At 9:00 I was up to 4,000 visits per hour, more than one per second. By 10:30 I had 8,000 visits. In a month I might get 9,000 visits and I got that in about 4 hours today. 541 diggs.

The page count has died down by now, but I did get over 9,000 visits Monday and 5,000 on Tuesday (a lot of that just after midnight). I was down to 1,000 on Wednesday which a week before would have been a record. Here is a graph of the week. Keep in mind that the previous Wednesday, Thursday, and Friday were pretty good days and Saturday and Sunday were record days before the big wave hit.

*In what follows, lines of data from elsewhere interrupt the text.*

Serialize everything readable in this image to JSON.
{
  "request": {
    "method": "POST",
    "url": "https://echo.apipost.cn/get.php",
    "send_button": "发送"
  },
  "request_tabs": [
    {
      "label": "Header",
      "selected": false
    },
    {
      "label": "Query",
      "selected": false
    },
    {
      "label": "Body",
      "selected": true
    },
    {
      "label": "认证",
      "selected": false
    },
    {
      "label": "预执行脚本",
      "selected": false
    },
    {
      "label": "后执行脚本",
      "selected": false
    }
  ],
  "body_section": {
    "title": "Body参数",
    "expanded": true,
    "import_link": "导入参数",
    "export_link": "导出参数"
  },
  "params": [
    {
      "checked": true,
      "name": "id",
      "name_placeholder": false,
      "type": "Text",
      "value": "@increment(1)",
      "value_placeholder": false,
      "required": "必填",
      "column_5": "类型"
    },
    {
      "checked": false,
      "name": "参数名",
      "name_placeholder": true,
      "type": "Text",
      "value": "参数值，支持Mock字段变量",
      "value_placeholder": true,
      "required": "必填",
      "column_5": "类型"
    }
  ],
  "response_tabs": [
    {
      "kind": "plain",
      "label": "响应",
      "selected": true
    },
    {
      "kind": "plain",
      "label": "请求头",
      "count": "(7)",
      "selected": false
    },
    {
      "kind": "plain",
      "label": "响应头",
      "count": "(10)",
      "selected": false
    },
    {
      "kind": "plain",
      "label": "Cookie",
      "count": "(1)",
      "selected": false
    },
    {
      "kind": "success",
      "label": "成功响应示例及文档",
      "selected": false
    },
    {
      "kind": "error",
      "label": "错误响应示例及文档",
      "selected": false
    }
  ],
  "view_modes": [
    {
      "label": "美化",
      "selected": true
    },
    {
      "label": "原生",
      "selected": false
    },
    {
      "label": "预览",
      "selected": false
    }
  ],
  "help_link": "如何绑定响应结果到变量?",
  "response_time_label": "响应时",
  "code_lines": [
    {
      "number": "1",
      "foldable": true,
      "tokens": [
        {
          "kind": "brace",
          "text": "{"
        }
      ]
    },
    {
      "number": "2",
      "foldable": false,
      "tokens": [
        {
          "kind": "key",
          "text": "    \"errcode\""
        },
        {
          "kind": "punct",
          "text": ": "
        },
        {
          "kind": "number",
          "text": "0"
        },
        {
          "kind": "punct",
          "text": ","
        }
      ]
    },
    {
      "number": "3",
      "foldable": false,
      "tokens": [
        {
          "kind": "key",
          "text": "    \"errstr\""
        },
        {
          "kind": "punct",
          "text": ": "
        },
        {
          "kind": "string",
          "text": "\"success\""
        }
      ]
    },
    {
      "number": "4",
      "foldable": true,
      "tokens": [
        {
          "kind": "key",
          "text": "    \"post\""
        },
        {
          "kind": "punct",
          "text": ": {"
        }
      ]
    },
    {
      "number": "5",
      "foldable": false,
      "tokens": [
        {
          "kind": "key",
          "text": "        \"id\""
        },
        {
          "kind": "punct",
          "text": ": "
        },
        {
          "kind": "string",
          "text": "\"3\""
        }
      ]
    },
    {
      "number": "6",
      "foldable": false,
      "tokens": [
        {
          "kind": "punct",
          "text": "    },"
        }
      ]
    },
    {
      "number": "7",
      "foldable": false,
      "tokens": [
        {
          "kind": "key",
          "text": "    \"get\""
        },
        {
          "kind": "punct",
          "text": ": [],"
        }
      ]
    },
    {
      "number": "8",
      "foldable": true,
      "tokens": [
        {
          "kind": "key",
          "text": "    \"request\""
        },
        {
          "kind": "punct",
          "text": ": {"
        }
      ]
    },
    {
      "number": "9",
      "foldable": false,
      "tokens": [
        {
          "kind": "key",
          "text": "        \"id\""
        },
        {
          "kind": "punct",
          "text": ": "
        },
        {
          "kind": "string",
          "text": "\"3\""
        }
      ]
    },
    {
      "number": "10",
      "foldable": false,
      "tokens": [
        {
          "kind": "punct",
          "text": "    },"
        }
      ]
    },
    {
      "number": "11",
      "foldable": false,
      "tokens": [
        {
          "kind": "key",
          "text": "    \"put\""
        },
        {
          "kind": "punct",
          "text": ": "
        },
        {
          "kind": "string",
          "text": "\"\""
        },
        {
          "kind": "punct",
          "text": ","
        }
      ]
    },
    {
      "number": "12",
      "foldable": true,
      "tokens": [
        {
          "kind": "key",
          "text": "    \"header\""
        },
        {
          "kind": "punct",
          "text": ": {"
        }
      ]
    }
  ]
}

I got over 1100 diggs before it was over. Amazon sales over the 3-day period included 8 battery packs (about $6 in total commissions) and a $300 vacuum cleaner ($19 in commissions; I need a vacuum cleaner web page!). I also got 25 ad clicks from the battery page worth $9.

Does this mean you will be clearing over $500 per year in referral revenue? Do they take out taxes?

At some point we should consider promoting you as an official consumer advocate like Clark Howard.

My reluctance to buy early or buy many makes me a poor source of consumer news.

I'm okay this year taxwise because I got a late start. I'd have to make over $300 next quarter to have the income reported and there's no way that will happen. I'm not sure how taxes would work because I would think that buying iPod-related stuff and paying my internet fees might qualify as offsetting expenses, but it's much easier not having it reported. In 2007 if I get close to $600, I might either take the ads down or redirect the commission to someone else's account.

A couple of days ago I got a few hits from another instructables page (like the smart chick's) where a guy linked to the battery page in explaining his device, which seems to be battery pack circuitry packed not in an Altoids case, but in the case of a 9 volt battery. So then you snap a 9-volt battery to the battery pack and plug that in to the iPod. Except, his site isn't very clear and I think what he may have built is a headphone amplifier in a 9-volt case.

Anyway, just now I noticed I was up to 600 hits today. That was odd because traffic had started dying off. Then I saw 280 hits in the last hour. Apparently someone posted the 9-volt project including the link to my site on www.hackaday.com, which is kind of similar to Make:

Here we go again.

The hackaday traffic is dying down, but slowly because they only post one item per day and keep three weeks of posts on their home page. So the post that links to my page is still on the home page, but way down. I've also been getting a lot of referrals from www.stumbleupon.com which sounds similar to digg, but involves a browser toolbar that I don't want to download.

Anyway, I've made a graph of my web traffic for the last 30 days that shows the (relatively) small bump I got from Make: that led to a sharp but short-lived Digg spike and probably a subsequent longer-lived but much lower hackaday spike. With the additional traffic it is looking like I will get paid by AdSense in only 3 months instead of the more typical 5 months.